Understanding the most frequent departures from protocol helps practitioners maintain rigor:

  • Grinding in advance: Pre-ground samples lose volatile aromatics rapidly, compressing the fragrance/aroma scores and skewing results.
  • Water too hot or too cold: Temperatures above 94°C can produce harsh, over-extracted cups; temperatures below 91°C may under-extract, producing flat, thin results.
  • Incorrect ratio: A slightly lower dose artificially reduces body scores; a higher dose compresses acidity and balance distinctions.
  • Tasting too early: Slurping at temperatures above 70–71°C risks burning the palate and numbing receptors for subsequent cups.
  • Insufficient cups per sample: Cupping fewer than five cups per sample reduces the ability to detect lot-level uniformity issues.
  • Contaminated environment: Even residual scent from a nearby espresso machine or air freshener can influence retro-nasal aroma scores.

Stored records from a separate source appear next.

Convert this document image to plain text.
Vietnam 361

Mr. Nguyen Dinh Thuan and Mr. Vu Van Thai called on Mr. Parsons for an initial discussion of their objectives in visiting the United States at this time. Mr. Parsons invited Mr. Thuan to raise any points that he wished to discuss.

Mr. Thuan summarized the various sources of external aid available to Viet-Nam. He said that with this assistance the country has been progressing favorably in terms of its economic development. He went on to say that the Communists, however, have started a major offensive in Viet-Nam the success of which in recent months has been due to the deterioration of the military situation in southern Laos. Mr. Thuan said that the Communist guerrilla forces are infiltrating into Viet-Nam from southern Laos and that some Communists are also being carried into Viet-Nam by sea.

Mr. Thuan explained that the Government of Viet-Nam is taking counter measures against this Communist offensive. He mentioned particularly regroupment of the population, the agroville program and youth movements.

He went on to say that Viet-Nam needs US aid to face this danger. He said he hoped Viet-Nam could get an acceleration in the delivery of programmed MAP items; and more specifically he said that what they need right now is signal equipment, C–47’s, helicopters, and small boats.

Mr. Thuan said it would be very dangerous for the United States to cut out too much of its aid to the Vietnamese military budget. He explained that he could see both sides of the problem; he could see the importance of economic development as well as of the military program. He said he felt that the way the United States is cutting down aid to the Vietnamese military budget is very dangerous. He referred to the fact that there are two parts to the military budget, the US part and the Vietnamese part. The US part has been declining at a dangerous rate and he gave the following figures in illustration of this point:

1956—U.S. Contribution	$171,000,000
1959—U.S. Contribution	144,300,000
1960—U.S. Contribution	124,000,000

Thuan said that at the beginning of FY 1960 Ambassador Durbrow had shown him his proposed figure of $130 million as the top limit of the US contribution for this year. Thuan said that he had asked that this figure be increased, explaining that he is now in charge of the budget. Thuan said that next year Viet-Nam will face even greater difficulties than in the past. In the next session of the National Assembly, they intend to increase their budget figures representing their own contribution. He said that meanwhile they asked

Cupping in Context: From Farm to Roastery

The SCA cupping protocol is used at multiple points in the coffee supply chain, each with a slightly different purpose:

  • At origin (farm or mill level): Producers cup to assess harvest quality, monitor processing consistency, and prepare samples for export. The same protocol applied by a buyer gives producer and buyer a common reference language.
  • At import/green trading: Importers and exporters cup arrival samples against contracts, confirming that a lot delivered matches the sample approved at purchase. Deviations—even minor ones—are detected through the uniformity and clean cup attributes.
  • At the roastery: Roasters cup to profile new lots, validate roast development, and perform ongoing quality control on production batches. Batch-to-batch consistency in cupping scores is one of the primary indicators of roast quality management.
  • In education and competition: The World Coffee Championships and the SCA's own certification programs use cupping as both a teaching tool and a competitive format. The Q-grader examination is built entirely around the SCA cupping protocol.

For a broader orientation to sensory evaluation in specialty coffee, see Coffee Sensory & Grading.

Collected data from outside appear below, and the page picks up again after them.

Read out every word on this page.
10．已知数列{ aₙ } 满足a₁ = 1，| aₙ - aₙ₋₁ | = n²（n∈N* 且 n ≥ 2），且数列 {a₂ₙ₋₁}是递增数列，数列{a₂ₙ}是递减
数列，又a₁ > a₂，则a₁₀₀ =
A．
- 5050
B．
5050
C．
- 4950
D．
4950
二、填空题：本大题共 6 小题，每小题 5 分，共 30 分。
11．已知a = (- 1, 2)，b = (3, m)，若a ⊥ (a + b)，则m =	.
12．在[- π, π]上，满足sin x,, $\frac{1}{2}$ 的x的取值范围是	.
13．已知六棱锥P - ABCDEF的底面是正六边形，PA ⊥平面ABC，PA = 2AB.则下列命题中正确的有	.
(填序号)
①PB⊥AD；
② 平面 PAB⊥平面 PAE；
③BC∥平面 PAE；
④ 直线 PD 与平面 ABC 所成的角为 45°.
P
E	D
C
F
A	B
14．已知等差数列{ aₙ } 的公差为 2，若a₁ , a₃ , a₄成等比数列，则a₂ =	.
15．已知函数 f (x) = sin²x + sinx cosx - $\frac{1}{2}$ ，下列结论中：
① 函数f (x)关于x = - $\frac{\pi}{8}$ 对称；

Frequently asked questions

What ratio of coffee to water does the SCA cupping protocol specify?
The SCA protocol specifies 8.25 grams of ground coffee per 150 ml of water, which is approximately 55 grams per liter. Multiple cups—typically five—are prepared per sample to assess uniformity across the lot.
At what water temperature should cupping water be added?
The SCA protocol specifies water at 93°C ± 1°C (approximately 200°F ± 2°F) when poured onto the grounds.
Why are five cups prepared per sample?
Five cups per sample allows evaluators to identify inconsistencies within a lot—such as a fermented or quaker-affected bean present in one cup but not others. Uniformity and clean cup attributes are scored individually across all five cups.
How long should a roasted sample rest before cupping?
The SCA protocol requires a minimum rest of 8 hours after roasting to allow outgassing to stabilize, and the sample should be cupped within 24 hours of roasting for reliable results.
What score qualifies a coffee as specialty grade on the SCA cupping form?
A coffee must achieve a Total Score of 80 points or above on the 100-point SCA cupping form to qualify as specialty grade. Scores of 85–89.99 are graded Excellent; scores of 90–100 are graded Outstanding.
What is the purpose of breaking the crust?
Breaking the crust at approximately 4 minutes releases a concentrated burst of volatile aromatics that have been trapped beneath the floating layer of grounds. The nose is held directly over the cup during the break to evaluate the most intense aromatic expression of the sample.
Why is tasting done at multiple temperatures?
A coffee's sensory profile changes significantly as it cools. Acidity and body are most perceptible at higher temperatures; sweetness and subtle defects often emerge at lower temperatures. The SCA protocol requires evaluation across the full cooling curve to capture a complete sensory picture.
What is the difference between a taint and a fault in SCA cupping?
A taint is an off-flavor that is noticeable but not dominant, carrying a 2-point deduction per affected cup. A fault is a dominant off-flavor that substantially diminishes cup quality, carrying a 4-point deduction per affected cup. Both are multiplied by the number of cups in which they appear.